LOOK AT FUNNY LITTLE ME! LOOK AT MY OLD TOYS, TOO!

Paws up if you used this to "pirate" music when you were 10.

Here’s my theory for why digital evidence of Narcisstalgia  tends to surge around Christmas:

As the twenty-something city transplants return home to the small, bodunk towns in which we were raised and the boredom of pretty much everything outside our parents’ home sets in, we set off around the house in search of our past 00 More specifically, photographic evidence of the cute things we did / wore / wrote / coloured / pooped in our past.

Look! Here’s me as a baby with my grandma!

Here’s my old Brownie sash! Man, I scored a lot of badges…

I was the kindergarten delegate of the CHATHAM-WIDE Young Author’s Conference in 1990, where I produced this masterpiece about fossils. My i’s looked like P’s. So gifted.

Time. Passes.

Look at all of my awards!

Those are actually my little brother’s sporting trophies. I was too busy riding my SWEET BIKE and MEETING WHOOPI GOLDBERG IN MY HEAD to be good at sports…

This practice is rampant around the web. Heck, Buzzfeed has dedicated an entire subsection of their site to nostalgia — they’ve even got a “Show and Tell” contest going on right now that encourages readers to send in their own works of found-in-the-attic-kindergarten art.
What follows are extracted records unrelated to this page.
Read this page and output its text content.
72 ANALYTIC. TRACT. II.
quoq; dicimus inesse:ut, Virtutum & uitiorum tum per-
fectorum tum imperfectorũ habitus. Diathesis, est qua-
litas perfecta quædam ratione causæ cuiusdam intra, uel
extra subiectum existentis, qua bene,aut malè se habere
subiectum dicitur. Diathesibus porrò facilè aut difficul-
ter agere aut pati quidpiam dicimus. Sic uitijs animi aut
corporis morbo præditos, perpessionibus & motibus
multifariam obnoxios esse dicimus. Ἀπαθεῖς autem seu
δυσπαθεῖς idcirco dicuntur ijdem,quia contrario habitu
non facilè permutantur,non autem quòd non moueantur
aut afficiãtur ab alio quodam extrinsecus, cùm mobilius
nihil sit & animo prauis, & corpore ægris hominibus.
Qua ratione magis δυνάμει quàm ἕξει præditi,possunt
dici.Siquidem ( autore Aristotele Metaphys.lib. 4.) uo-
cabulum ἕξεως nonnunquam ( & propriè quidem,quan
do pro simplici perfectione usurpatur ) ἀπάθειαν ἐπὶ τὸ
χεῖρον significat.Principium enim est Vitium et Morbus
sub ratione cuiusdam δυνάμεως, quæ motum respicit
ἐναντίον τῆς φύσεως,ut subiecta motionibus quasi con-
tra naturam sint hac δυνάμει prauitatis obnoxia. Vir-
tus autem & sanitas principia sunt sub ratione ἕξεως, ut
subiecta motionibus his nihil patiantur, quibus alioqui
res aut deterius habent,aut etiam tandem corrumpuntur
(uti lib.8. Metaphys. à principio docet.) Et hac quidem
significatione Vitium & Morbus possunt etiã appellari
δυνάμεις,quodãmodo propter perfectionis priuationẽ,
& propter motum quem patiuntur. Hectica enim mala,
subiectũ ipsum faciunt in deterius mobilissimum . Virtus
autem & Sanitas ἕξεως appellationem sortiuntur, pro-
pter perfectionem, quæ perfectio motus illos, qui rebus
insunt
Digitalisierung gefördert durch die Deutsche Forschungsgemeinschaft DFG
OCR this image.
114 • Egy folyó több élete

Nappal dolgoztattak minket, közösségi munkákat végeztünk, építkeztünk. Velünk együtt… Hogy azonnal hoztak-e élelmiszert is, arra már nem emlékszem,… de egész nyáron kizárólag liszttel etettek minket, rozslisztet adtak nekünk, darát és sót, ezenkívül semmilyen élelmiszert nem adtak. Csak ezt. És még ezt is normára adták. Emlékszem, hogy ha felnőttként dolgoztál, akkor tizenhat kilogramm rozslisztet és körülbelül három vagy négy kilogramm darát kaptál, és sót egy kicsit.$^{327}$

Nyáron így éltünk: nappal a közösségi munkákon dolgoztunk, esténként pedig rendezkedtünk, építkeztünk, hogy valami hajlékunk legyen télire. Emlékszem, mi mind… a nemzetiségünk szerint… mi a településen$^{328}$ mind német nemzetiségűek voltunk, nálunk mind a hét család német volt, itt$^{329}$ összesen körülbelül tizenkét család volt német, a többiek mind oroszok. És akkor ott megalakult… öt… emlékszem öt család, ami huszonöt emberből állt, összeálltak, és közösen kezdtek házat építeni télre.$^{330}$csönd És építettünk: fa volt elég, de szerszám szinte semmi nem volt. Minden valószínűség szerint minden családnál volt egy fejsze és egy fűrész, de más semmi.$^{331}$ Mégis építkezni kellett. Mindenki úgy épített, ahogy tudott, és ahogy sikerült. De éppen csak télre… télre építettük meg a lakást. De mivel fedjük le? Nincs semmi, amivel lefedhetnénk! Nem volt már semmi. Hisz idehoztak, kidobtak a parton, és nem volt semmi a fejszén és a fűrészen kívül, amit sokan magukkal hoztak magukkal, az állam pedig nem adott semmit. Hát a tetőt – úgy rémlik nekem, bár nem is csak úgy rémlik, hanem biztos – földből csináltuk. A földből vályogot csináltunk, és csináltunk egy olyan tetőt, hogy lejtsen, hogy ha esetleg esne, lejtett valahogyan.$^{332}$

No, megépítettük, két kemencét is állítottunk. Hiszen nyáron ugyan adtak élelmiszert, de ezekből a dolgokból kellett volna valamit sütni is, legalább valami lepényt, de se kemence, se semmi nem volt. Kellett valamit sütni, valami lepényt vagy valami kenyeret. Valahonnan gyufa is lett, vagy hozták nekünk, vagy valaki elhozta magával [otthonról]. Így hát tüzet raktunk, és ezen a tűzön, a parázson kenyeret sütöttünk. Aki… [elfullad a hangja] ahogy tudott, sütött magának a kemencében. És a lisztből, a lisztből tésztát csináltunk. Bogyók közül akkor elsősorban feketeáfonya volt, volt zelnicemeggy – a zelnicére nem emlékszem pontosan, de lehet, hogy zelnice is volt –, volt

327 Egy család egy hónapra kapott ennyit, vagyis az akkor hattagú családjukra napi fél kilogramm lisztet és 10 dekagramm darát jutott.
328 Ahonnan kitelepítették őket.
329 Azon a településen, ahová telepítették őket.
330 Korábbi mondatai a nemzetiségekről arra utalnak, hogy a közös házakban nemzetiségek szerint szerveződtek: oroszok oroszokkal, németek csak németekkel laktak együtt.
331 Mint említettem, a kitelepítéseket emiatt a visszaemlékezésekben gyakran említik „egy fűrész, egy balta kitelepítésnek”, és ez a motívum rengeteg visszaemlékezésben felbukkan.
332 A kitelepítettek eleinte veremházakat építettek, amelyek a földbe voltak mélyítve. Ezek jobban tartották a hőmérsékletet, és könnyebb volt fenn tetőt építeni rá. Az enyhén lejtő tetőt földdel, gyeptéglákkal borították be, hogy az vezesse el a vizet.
Clever, Buzzfeed. Clever.

I’ve come to realize, in reading through these types of posts though, that narcisstalgic material is really only interesting to those who created it way back when.

I mean, I couldn’t even get my parents interested in half of the things THEY saved of mine from elementary school over the holidays when I dredged it all up from the basement last week.

Maybe you’ll find my Grade 1 and Grade 2 journals entertaining. Maybe not, but it’s worth me putting them on my blog anyway because as recent history shows, I’ll likely look back at this post in another 20 years and feel all proud and warm inside. “Aw… 27-year-old Lauren was so cute with her stupid little blog…”

Grade 1

Grade 2…

The first half of Grade 3 (before my camera battery died.)

That’s enough of that.

I’m home in Toronto now and ready to get back to my real, contemporary life.

So far it’s been 100% work and sleep and more work and more sleep in the two days I’ve been back. I slept for 14 hours last night alone — YAY WINTER.

NYE  is on the way, however, and I’m ready to throw down hard into 2013. A “Best of 2012” post is imminent (late, probably, because that’s the theme of my life,) But first, LOOK AT 4-YEAR-OLD ME DRESSED LIKE A NURSE!

AWWWW, MEEEE!!!!

That was before I realized how difficult and terrifying being a nurse is. Not to say that my job isn’t kind of scary sometimes too…

What? Llamas are scary to some people. They spit or something right?